I'd been studying for the US nursing board exams and I was doing so well keeping up with it...until lately. I stopped partway through obstetrics. I guess I got busy with the weddings and my own personal misery. I'm just plain stuck in general, but lately everything seems to hinge on obstetrics. I was on my way to Costco with Lana, one of my three pregnant friends, and I told her about my dream.
"Last night I dreamt I was pregnant".
"Oh yeah?"
"Yeah, although I wasn't showing much yet. It was like I was as far along as you are, but somehow it was time to have the baby, so I ran a warm bath and I got in. It was like a big bathtub - jacuzzi-sized."
"You were going to have an under-water birth?", Lana asked laughing.
She changed lanes, cutting off a a range rover. They honked at her but she didn't seem to notice.
"I don't know. I guess", I continued. "You were there and Shoshi. There were a few other people too but I don't think I could see their faces. Anyway, you guys were all sitting around the edge of the tub. There were no contractions, at least none that I could feel so I was confused. I asked you guys, 'Do I just try and push or do I wait until I feel like it?' No one could answer my questions. I started to worry that, what if it wasn't my time and I had brought you guys all there for nothing. I didn't know what to do. Should I play along? Push even though I wasn't really in labour? I thought maybe if I push hard enough, it would start."
"What happened?"
"I don't know - I guess I woke up."
"Too funny. I had a dream last night about my old Uncle Leo. He was outside my house, sitting in the drivers seat of a school bus. Everyone was coming up to me and saying, 'Do something! You gotta get your Uncle Leo off the bus.' He's been dead for years - I barely even knew him. I wonder why I'd be dreaming about him?"
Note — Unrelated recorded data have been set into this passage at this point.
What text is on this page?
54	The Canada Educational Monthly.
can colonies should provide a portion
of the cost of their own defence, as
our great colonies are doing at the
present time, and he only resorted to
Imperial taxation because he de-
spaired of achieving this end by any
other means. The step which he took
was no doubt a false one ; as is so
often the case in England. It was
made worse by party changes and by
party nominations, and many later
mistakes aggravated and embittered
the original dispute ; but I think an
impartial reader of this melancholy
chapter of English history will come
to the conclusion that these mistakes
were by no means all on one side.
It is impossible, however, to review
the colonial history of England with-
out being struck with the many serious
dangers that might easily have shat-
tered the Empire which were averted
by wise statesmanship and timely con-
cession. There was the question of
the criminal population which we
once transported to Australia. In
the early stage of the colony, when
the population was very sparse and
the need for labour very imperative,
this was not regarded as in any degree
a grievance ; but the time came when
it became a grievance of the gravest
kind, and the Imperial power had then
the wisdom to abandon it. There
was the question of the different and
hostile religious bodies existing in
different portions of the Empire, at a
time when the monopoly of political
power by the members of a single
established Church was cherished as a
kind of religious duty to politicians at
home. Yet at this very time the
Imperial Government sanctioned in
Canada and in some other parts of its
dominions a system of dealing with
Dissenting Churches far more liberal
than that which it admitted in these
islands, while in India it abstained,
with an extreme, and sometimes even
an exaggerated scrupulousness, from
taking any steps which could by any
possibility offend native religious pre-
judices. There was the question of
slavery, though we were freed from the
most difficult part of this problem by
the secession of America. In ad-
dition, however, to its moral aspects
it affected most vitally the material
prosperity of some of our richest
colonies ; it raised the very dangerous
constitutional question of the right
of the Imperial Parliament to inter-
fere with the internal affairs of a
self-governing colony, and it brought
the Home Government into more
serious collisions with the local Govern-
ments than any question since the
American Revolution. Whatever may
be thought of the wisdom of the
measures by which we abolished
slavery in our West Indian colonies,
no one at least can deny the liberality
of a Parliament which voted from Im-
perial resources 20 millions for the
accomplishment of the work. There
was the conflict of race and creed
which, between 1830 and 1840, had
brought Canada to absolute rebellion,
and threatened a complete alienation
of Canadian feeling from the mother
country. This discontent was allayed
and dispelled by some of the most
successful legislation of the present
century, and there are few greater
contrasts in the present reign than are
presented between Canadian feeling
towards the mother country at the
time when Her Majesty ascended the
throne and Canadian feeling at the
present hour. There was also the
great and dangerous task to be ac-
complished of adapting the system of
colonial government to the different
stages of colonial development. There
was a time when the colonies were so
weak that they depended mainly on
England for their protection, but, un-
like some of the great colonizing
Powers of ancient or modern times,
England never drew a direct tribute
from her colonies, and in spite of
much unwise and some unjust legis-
It was my turn to laugh. "Poor Uncle Leo."
***
When I was eight or nine, reading 'Are You There G-d it's Me Margaret' for the fifth time, I dreamt I jumped up and down really hard and I got my period. It was so real and I wanted my period so badly that when I woke up, I decided to try it. With my eyes barely open and a bad case of bed head, I stood in the center of my bedroom, between the twin beds. I jumped, but even before I started, I knew it wasn't going to work. For a moment or two I pretended not to know, but I knew.
"Whats going on up there?!?!" My Mother yelled from the kitchen.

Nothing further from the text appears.